Jude the Obscure HTML version

PART V: Chapter 5
THE purpose of a chronicler of moods and deeds does not require him to
express his personal views upon the grave controversy above given. That the
twain were happy--between their times of sadness--was indubitable. And when
the unexpected apparition of Jude's child in the house had shown itself to be no
such disturbing event as it had looked, but one that brought into their lives a new
and tender interest of an ennobling and unselfish kind, it rather helped than
injured their happiness.
To be sure, with such pleasing anxious beings as they were, the boy's coming
also brought with it much thought for the future, particularly as he seemed at
present to be singularly deficient in all the usual hopes of childhood. But the pair
tried to dismiss, for a while at least, a too strenuously forward view.
There is in Upper Wessex an old town of nine or ten thousand souls; the town
may be called Stoke-Barehills. It stands with its gaunt, unattractive, ancient
church, and its new red brick suburb, amid the open, chalk-soiled cornlands, near
the middle of an imaginary triangle which has for its three corners the towns of
Aldbrickham and Wintoncester, and the important military station of Quartershot.

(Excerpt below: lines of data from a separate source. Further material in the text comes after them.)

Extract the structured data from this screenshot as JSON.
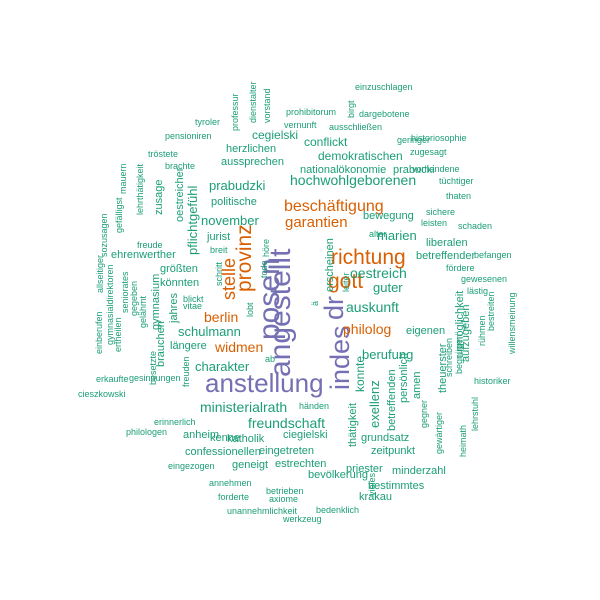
{
  "palette": {
    "teal": "#1b9e77",
    "orange": "#d95f02",
    "purple": "#7570b3"
  },
  "words": [
    {
      "text": "anstellung",
      "color": "purple"
    },
    {
      "text": "angestellt",
      "color": "purple"
    },
    {
      "text": "posen",
      "color": "purple"
    },
    {
      "text": "indes",
      "color": "purple"
    },
    {
      "text": "dr",
      "color": "purple"
    },
    {
      "text": "provinz",
      "color": "orange"
    },
    {
      "text": "richtung",
      "color": "orange"
    },
    {
      "text": "gott",
      "color": "orange"
    },
    {
      "text": "stelle",
      "color": "orange"
    },
    {
      "text": "beschäftigung",
      "color": "orange"
    },
    {
      "text": "garantien",
      "color": "orange"
    },
    {
      "text": "berlin",
      "color": "orange"
    },
    {
      "text": "widmen",
      "color": "orange"
    },
    {
      "text": "philolog",
      "color": "orange"
    },
    {
      "text": "hochwohlgeborenen",
      "color": "teal"
    },
    {
      "text": "oestreich",
      "color": "teal"
    },
    {
      "text": "auskunft",
      "color": "teal"
    },
    {
      "text": "ministerialrath",
      "color": "teal"
    },
    {
      "text": "freundschaft",
      "color": "teal"
    },
    {
      "text": "charakter",
      "color": "teal"
    },
    {
      "text": "schulmann",
      "color": "teal"
    },
    {
      "text": "berufung",
      "color": "teal"
    },
    {
      "text": "exellenz",
      "color": "teal"
    },
    {
      "text": "konnte",
      "color": "teal"
    },
    {
      "text": "marien",
      "color": "teal"
    },
    {
      "text": "guter",
      "color": "teal"
    },
    {
      "text": "prabudzki",
      "color": "teal"
    },
    {
      "text": "november",
      "color": "teal"
    },
    {
      "text": "pflichtgefühl",
      "color": "teal"
    },
    {
      "text": "demokratischen",
      "color": "teal"
    },
    {
      "text": "conflickt",
      "color": "teal"
    },
    {
      "text": "cegielski",
      "color": "teal"
    },
    {
      "text": "herzlichen",
      "color": "teal"
    },
    {
      "text": "aussprechen",
      "color": "teal"
    },
    {
      "text": "politische",
      "color": "teal"
    },
    {
      "text": "nationalökonomie",
      "color": "teal"
    },
    {
      "text": "prabucki",
      "color": "teal"
    },
    {
      "text": "bewegung",
      "color": "teal"
    },
    {
      "text": "liberalen",
      "color": "teal"
    },
    {
      "text": "betreffender",
      "color": "teal"
    },
    {
      "text": "eigenen",
      "color": "teal"
    },
    {
      "text": "unmöglichkeit",
      "color": "teal"
    },
    {
      "text": "aufzugeben",
      "color": "teal"
    },
    {
      "text": "theuerster",
      "color": "teal"
    },
    {
      "text": "betreffenden",
      "color": "teal"
    },
    {
      "text": "persönlich",
      "color": "teal"
    },
    {
      "text": "amen",
      "color": "teal"
    },
    {
      "text": "erscheinen",
      "color": "teal"
    },
    {
      "text": "confessionellen",
      "color": "teal"
    },
    {
      "text": "eingetreten",
      "color": "teal"
    },
    {
      "text": "geneigt",
      "color": "teal"
    },
    {
      "text": "estrechten",
      "color": "teal"
    },
    {
      "text": "katholik",
      "color": "teal"
    },
    {
      "text": "kenne",
      "color": "teal"
    },
    {
      "text": "anheim",
      "color": "teal"
    },
    {
      "text": "ciegielski",
      "color": "teal"
    },
    {
      "text": "längere",
      "color": "teal"
    },
    {
      "text": "brauchen",
      "color": "teal"
    },
    {
      "text": "gymnasium",
      "color": "teal"
    },
    {
      "text": "zusage",
      "color": "teal"
    },
    {
      "text": "oestreicher",
      "color": "teal"
    },
    {
      "text": "größten",
      "color": "teal"
    },
    {
      "text": "könnten",
      "color": "teal"
    },
    {
      "text": "ehrenwerther",
      "color": "teal"
    },
    {
      "text": "jahres",
      "color": "teal"
    },
    {
      "text": "jurist",
      "color": "teal"
    },
    {
      "text": "thätigkeit",
      "color": "teal"
    },
    {
      "text": "priester",
      "color": "teal"
    },
    {
      "text": "grundsatz",
      "color": "teal"
    },
    {
      "text": "zeitpunkt",
      "color": "teal"
    },
    {
      "text": "minderzahl",
      "color": "teal"
    },
    {
      "text": "bevölkerung",
      "color": "teal"
    },
    {
      "text": "bestimmtes",
      "color": "teal"
    },
    {
      "text": "krakau",
      "color": "teal"
    },
    {
      "text": "annehmen",
      "color": "teal"
    },
    {
      "text": "betrieben",
      "color": "teal"
    },
    {
      "text": "axiome",
      "color": "teal"
    },
    {
      "text": "forderte",
      "color": "teal"
    },
    {
      "text": "unannehmlichkeit",
      "color": "teal"
    },
    {
      "text": "bedenklich",
      "color": "teal"
    },
    {
      "text": "werkzeug",
      "color": "teal"
    },
    {
      "text": "eingezogen",
      "color": "teal"
    },
    {
      "text": "händen",
      "color": "teal"
    },
    {
      "text": "einzuschlagen",
      "color": "teal"
    },
    {
      "text": "prohibitorum",
      "color": "teal"
    },
    {
      "text": "dargebotene",
      "color": "teal"
    },
    {
      "text": "vernunft",
      "color": "teal"
    },
    {
      "text": "ausschließen",
      "color": "teal"
    },
    {
      "text": "geringer",
      "color": "teal"
    },
    {
      "text": "historiosophie",
      "color": "teal"
    },
    {
      "text": "zugesagt",
      "color": "teal"
    },
    {
      "text": "vorhandene",
      "color": "teal"
    },
    {
      "text": "tüchtiger",
      "color": "teal"
    },
    {
      "text": "thaten",
      "color": "teal"
    },
    {
      "text": "sichere",
      "color": "teal"
    },
    {
      "text": "leisten",
      "color": "teal"
    },
    {
      "text": "schaden",
      "color": "teal"
    },
    {
      "text": "alter",
      "color": "teal"
    },
    {
      "text": "fördere",
      "color": "teal"
    },
    {
      "text": "befangen",
      "color": "teal"
    },
    {
      "text": "gewesenen",
      "color": "teal"
    },
    {
      "text": "lästig",
      "color": "teal"
    },
    {
      "text": "bestreiten",
      "color": "teal"
    },
    {
      "text": "willensmeinung",
      "color": "teal"
    },
    {
      "text": "rühmen",
      "color": "teal"
    },
    {
      "text": "begnügen",
      "color": "teal"
    },
    {
      "text": "schreiben",
      "color": "teal"
    },
    {
      "text": "historiker",
      "color": "teal"
    },
    {
      "text": "lehrstuhl",
      "color": "teal"
    },
    {
      "text": "heimath",
      "color": "teal"
    },
    {
      "text": "gewärtiger",
      "color": "teal"
    },
    {
      "text": "gegner",
      "color": "teal"
    },
    {
      "text": "vieles",
      "color": "teal"
    },
    {
      "text": "tyroler",
      "color": "teal"
    },
    {
      "text": "pensioniren",
      "color": "teal"
    },
    {
      "text": "tröstete",
      "color": "teal"
    },
    {
      "text": "brachte",
      "color": "teal"
    },
    {
      "text": "professur",
      "color": "teal"
    },
    {
      "text": "dienstalter",
      "color": "teal"
    },
    {
      "text": "vorstand",
      "color": "teal"
    },
    {
      "text": "birgt",
      "color": "teal"
    },
    {
      "text": "mauern",
      "color": "teal"
    },
    {
      "text": "lehrthätigkeit",
      "color": "teal"
    },
    {
      "text": "sozusagen",
      "color": "teal"
    },
    {
      "text": "gefälligst",
      "color": "teal"
    },
    {
      "text": "freude",
      "color": "teal"
    },
    {
      "text": "allseitiger",
      "color": "teal"
    },
    {
      "text": "gymnasialdirektoren",
      "color": "teal"
    },
    {
      "text": "seniorates",
      "color": "teal"
    },
    {
      "text": "gegeben",
      "color": "teal"
    },
    {
      "text": "gelähmt",
      "color": "teal"
    },
    {
      "text": "einberufen",
      "color": "teal"
    },
    {
      "text": "ertheilen",
      "color": "teal"
    },
    {
      "text": "erkaufte",
      "color": "teal"
    },
    {
      "text": "besetzte",
      "color": "teal"
    },
    {
      "text": "freuden",
      "color": "teal"
    },
    {
      "text": "vitae",
      "color": "teal"
    },
    {
      "text": "blickt",
      "color": "teal"
    },
    {
      "text": "lobt",
      "color": "teal"
    },
    {
      "text": "ab",
      "color": "teal"
    },
    {
      "text": "breit",
      "color": "teal"
    },
    {
      "text": "höre",
      "color": "teal"
    },
    {
      "text": "tode",
      "color": "teal"
    },
    {
      "text": "schritt",
      "color": "teal"
    },
    {
      "text": "leiter",
      "color": "teal"
    },
    {
      "text": "ä",
      "color": "teal"
    },
    {
      "text": "cieszkowski",
      "color": "teal"
    },
    {
      "text": "gesinnungen",
      "color": "teal"
    },
    {
      "text": "erinnerlich",
      "color": "teal"
    },
    {
      "text": "philologen",
      "color": "teal"
    }
  ]
}
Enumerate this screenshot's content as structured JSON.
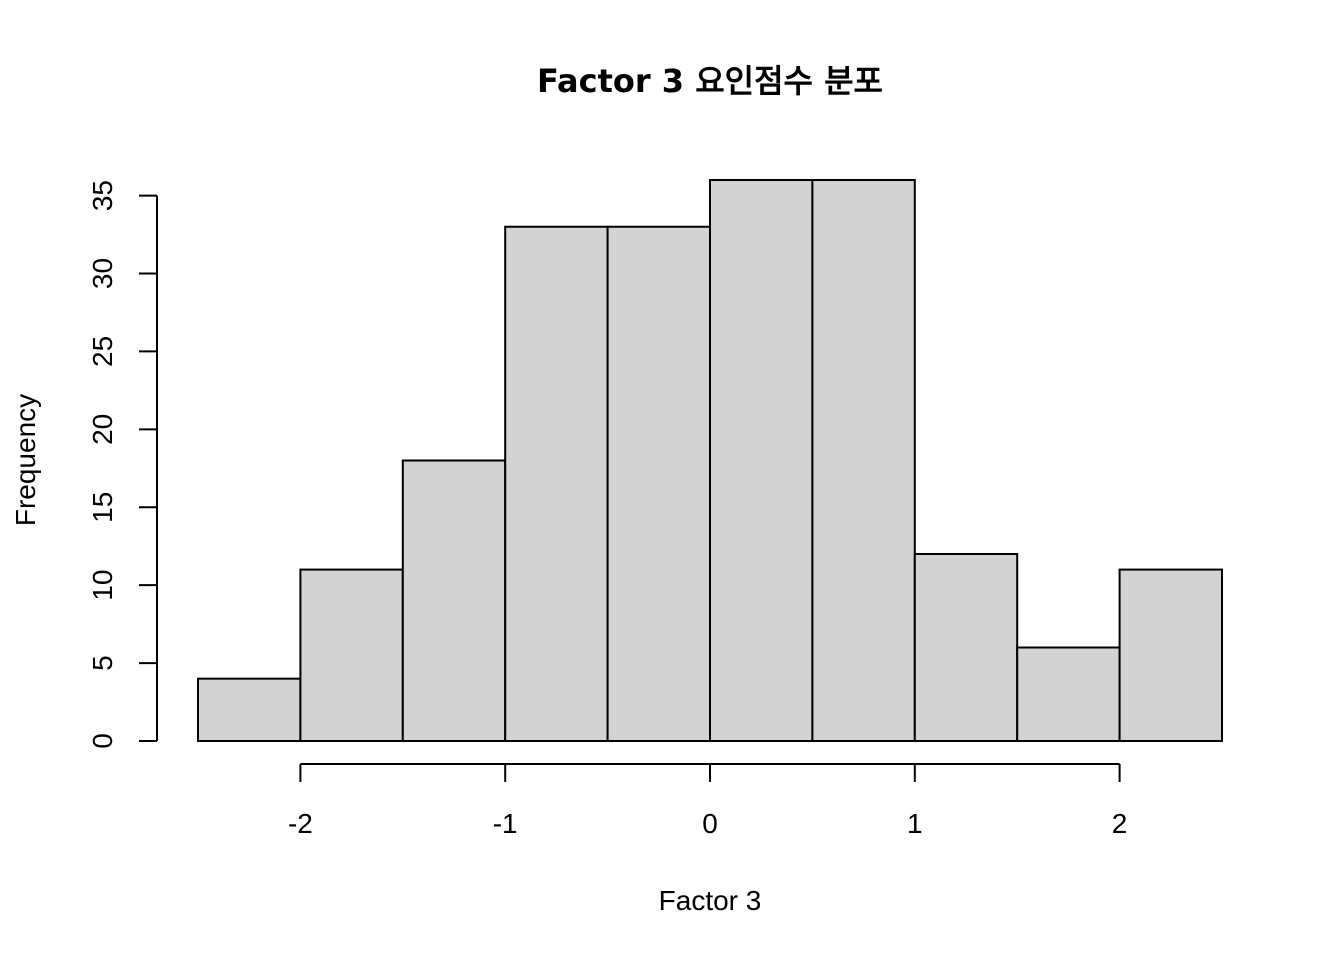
{
  "chart_data": {
    "type": "bar",
    "title": "Factor 3 요인점수 분포",
    "xlabel": "Factor 3",
    "ylabel": "Frequency",
    "bins": [
      {
        "start": -2.5,
        "end": -2.0,
        "count": 4
      },
      {
        "start": -2.0,
        "end": -1.5,
        "count": 11
      },
      {
        "start": -1.5,
        "end": -1.0,
        "count": 18
      },
      {
        "start": -1.0,
        "end": -0.5,
        "count": 33
      },
      {
        "start": -0.5,
        "end": 0.0,
        "count": 33
      },
      {
        "start": 0.0,
        "end": 0.5,
        "count": 36
      },
      {
        "start": 0.5,
        "end": 1.0,
        "count": 36
      },
      {
        "start": 1.0,
        "end": 1.5,
        "count": 12
      },
      {
        "start": 1.5,
        "end": 2.0,
        "count": 6
      },
      {
        "start": 2.0,
        "end": 2.5,
        "count": 11
      }
    ],
    "x_ticks": [
      -2,
      -1,
      0,
      1,
      2
    ],
    "y_ticks": [
      0,
      5,
      10,
      15,
      20,
      25,
      30,
      35
    ],
    "xlim": [
      -2.5,
      2.5
    ],
    "ylim": [
      0,
      36
    ],
    "grid": false,
    "bar_color": "#d3d3d3",
    "edge_color": "#000000"
  }
}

The great western highway from London passes through it, near a point where
the road branches into two, merely to unite again some twenty miles further
westward. Out of this bifurcation and reunion there used to arise among wheeled
travellers, before railway days, endless questions of choice between the
respective ways. But the question is now as dead as the scot-and-lot freeholder,
the road waggoner, and the mail coachman who disputed it; and probably not a
single inhabitant of Stoke-Barehills is now even aware that the two roads which
part in his town ever meet again; for nobody now drives up and down the great
western highway dally.
The most familiar object in Stoke-Barehills nowadays is its cemetery, standing
among some picturesque mediaeval ruins beside the railway; the modern
chapels, modern tombs, and modern shrubs having a look of intrusiveness amid
the crumbling and ivy-covered decay of the ancient walls.
On a certain day, however, in the particular year which has now been reached by
this narrative--the month being early June-- the features of the town excite little
interest, though many visitors arrive by the trains; some down-trains, in especial,
nearly emptying themselves here. It is the week of the Great Wessex Agricultural
Show, whose vast encampment spreads over the open outskirts of the town like
the tents of an investing army. Rows of marquees, huts, booths, pavilions,
arcades, porticoes-- every kind of structure short of a permanent one-- cover the
green field for the space of a square half-mile, and the crowds of arrivals walk
through the town in a mass, and make straight for the exhibition ground. The way
thereto is lined with shows, stalls, and hawkers on foot, who make a market-
place of the whole roadway to the show proper, and lead some of the
improvident to lighten their pockets appreciably before they reach the gates of
the exhibition they came expressly to see.